HI178: Farewell to Arms? War in Modern European History, 1815–2015
In the early twenty-first century, many commentators argue that European societies have broken politically, military, and culturally with a past long shaped by wars and military conflicts. Following the 2003 invasion of Iraq and the ensuing transatlantic dispute, many US conservative commentators argued with Robert Kagan that "Americans are from Mars and Europeans from Venus" (Of paradise and power. America and Europe in the New World Order, 2003). In this view, Europeans would now be both both unwilling and incapable of using war and military power to ensure their security. More recently, historian James Sheehan invited us to rethink modern European history as the painful, cruel, and costly process whereby European societies redefined their relationship to war as an instrument of policy (Where Have All the Soldiers Gone? The Transformation of Modern Europe, 2008). These debates, like the history of warfare, raise a series of ethical, political, and intellectual issues of continuing import and relevance.
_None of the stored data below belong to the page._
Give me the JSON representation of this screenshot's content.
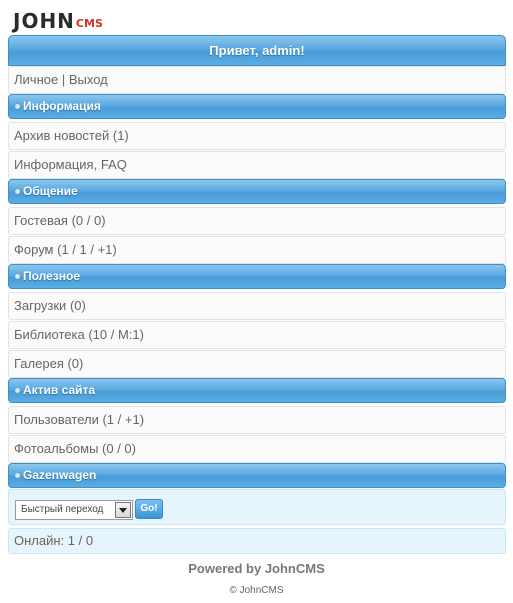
{
  "logo": {
    "main": "JOHN",
    "suffix": "CMS"
  },
  "greeting": {
    "prefix": "Привет, ",
    "user": "admin!"
  },
  "account_links": {
    "personal": "Личное",
    "separator": " | ",
    "logout": "Выход"
  },
  "sections": {
    "info": {
      "title": "Информация",
      "news": {
        "label": "Архив новостей ",
        "count": "(1)"
      },
      "faq": {
        "label": "Информация, FAQ"
      }
    },
    "community": {
      "title": "Общение",
      "guestbook": {
        "label": "Гостевая ",
        "open": "(0 / ",
        "new": "0",
        "close": ")"
      },
      "forum": {
        "label": "Форум ",
        "open": "(1 / 1 / ",
        "new": "+1",
        "close": ")"
      }
    },
    "useful": {
      "title": "Полезное",
      "downloads": {
        "label": "Загрузки ",
        "count": "(0)"
      },
      "library": {
        "label": "Библиотека ",
        "open": "(10 / ",
        "mod": "M:1",
        "close": ")"
      },
      "gallery": {
        "label": "Галерея ",
        "count": "(0)"
      }
    },
    "activity": {
      "title": "Актив сайта",
      "users": {
        "label": "Пользователи ",
        "open": "(1 / ",
        "new": "+1",
        "close": ")"
      },
      "albums": {
        "label": "Фотоальбомы ",
        "count": "(0 / 0)"
      }
    },
    "gazenwagen": {
      "title": "Gazenwagen"
    }
  },
  "quick_jump": {
    "selected": "Быстрый переход",
    "go_label": "Go!"
  },
  "online": {
    "label": "Онлайн: ",
    "value": "1 / 0"
  },
  "footer": {
    "powered": "Powered by JohnCMS",
    "copyright": "© JohnCMS"
  },
  "colors": {
    "accent": "#4a9bd6",
    "link_blue": "#2b72b5",
    "panel_bg": "#e6f5fc"
  }
}
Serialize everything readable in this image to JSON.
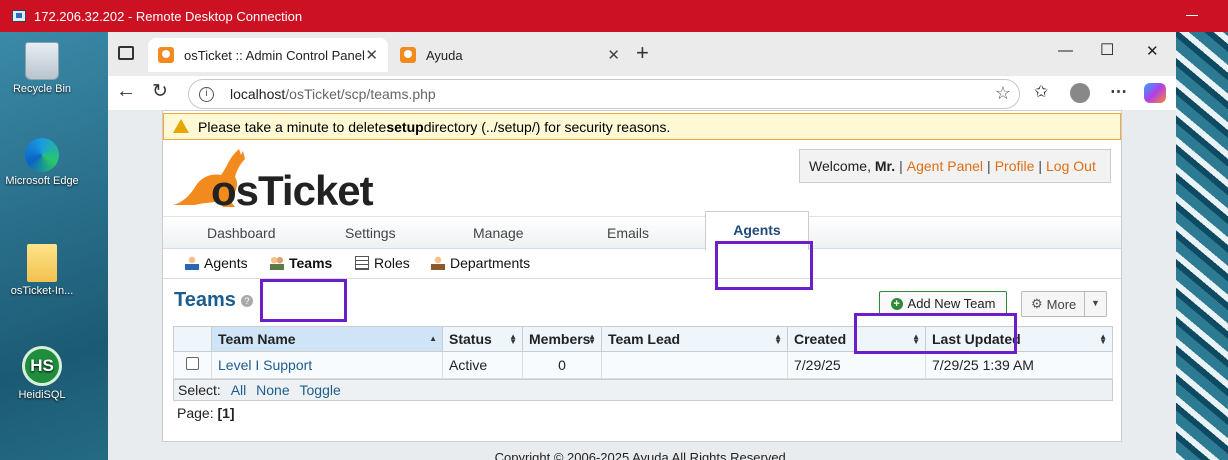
{
  "rdp": {
    "title": "172.206.32.202 - Remote Desktop Connection"
  },
  "desktop": {
    "icons": [
      {
        "label": "Recycle Bin",
        "icon": "recycle-bin-icon"
      },
      {
        "label": "Microsoft Edge",
        "icon": "edge-icon"
      },
      {
        "label": "osTicket-In...",
        "icon": "folder-icon"
      },
      {
        "label": "HeidiSQL",
        "icon": "heidisql-icon",
        "glyph": "HS"
      }
    ]
  },
  "browser": {
    "tabs": [
      {
        "label": "osTicket :: Admin Control Panel",
        "active": true
      },
      {
        "label": "Ayuda",
        "active": false
      }
    ],
    "new_tab": "+",
    "url_host": "localhost",
    "url_path": "/osTicket/scp/teams.php"
  },
  "page": {
    "warning": {
      "pre": "Please take a minute to delete ",
      "bold": "setup",
      "post": " directory (../setup/) for security reasons."
    },
    "logo_text": "osTicket",
    "welcome": {
      "pre": "Welcome, ",
      "name": "Mr.",
      "agent_panel": "Agent Panel",
      "profile": "Profile",
      "logout": "Log Out",
      "sep": "|"
    },
    "nav": {
      "dashboard": "Dashboard",
      "settings": "Settings",
      "manage": "Manage",
      "emails": "Emails",
      "agents": "Agents"
    },
    "subnav": {
      "agents": "Agents",
      "teams": "Teams",
      "roles": "Roles",
      "departments": "Departments"
    },
    "title": "Teams",
    "help": "?",
    "add_button": "Add New Team",
    "more_button": "More",
    "table": {
      "headers": [
        "Team Name",
        "Status",
        "Members",
        "Team Lead",
        "Created",
        "Last Updated"
      ],
      "rows": [
        {
          "name": "Level I Support",
          "status": "Active",
          "members": "0",
          "lead": "",
          "created": "7/29/25",
          "updated": "7/29/25 1:39 AM"
        }
      ]
    },
    "select": {
      "label": "Select:",
      "all": "All",
      "none": "None",
      "toggle": "Toggle"
    },
    "pager": {
      "label": "Page:",
      "current": "[1]"
    },
    "footer": "Copyright © 2006-2025 Ayuda All Rights Reserved."
  },
  "colors": {
    "rdp_bar": "#cc1222",
    "highlight": "#6a1fc9",
    "brand_orange": "#f28a1e",
    "link": "#1d5d8e"
  }
}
This module introduces students to the history of war and conflicts in modern European history from 1815 to 2015. It will consider how war, its conduct and experience, shaped states and societies in Europe. It also investigates how the transformations of warfare reflected the evolutions of European societies. The lectures provide a brief outline of the military conflicts that shaped the experience of Europeans throughout the period. Most importantly however, in conjunction with weekly seminar discussions, they help students understand how wars affected – and were transformed by – political ideologies and regimes, cultures, understandings of race and gender, economic systems and international relations and institutions.
Aims and outcomes
- Demonstrate knowledge and understanding of the key concepts and themes in modern European history and the history of warfare
- Demonstrate an ability to evaluate critically a range of secondary and primary sources, and an enhanced capability for individual and self-motivated study
- Demonstrate enhanced research, writing and oral communication skills, and the ability to locate, assess, and use internet-based sources
- Demonstrate am ability to develop and sustain coherent intellectual argument
This module will allow students to acquire knowledge and understanding of the role of war and military conflicts in modern European history. Neatly complementing the core first-year modules, it will introduce them to a range of historical problems raised by the study of war. It will illustrate how and why scholars have now moved from military history to the history of warfare, in line with recent historiographical developments.
Students will also be able to analyse critically a range of primary and secondary sources; to formulate, argue, and support their individual interpretation of the European past; to acquire a range of essential communication and intellectual skills.
Indicative readings
- T. C. W. Blanning (ed.), The Oxford History of Modern Europe (Oxford, 2001).
- James J. Sheehan, Where Have All the Soldiers Gone?: The Transformation of Modern Europe (Boston, 2009).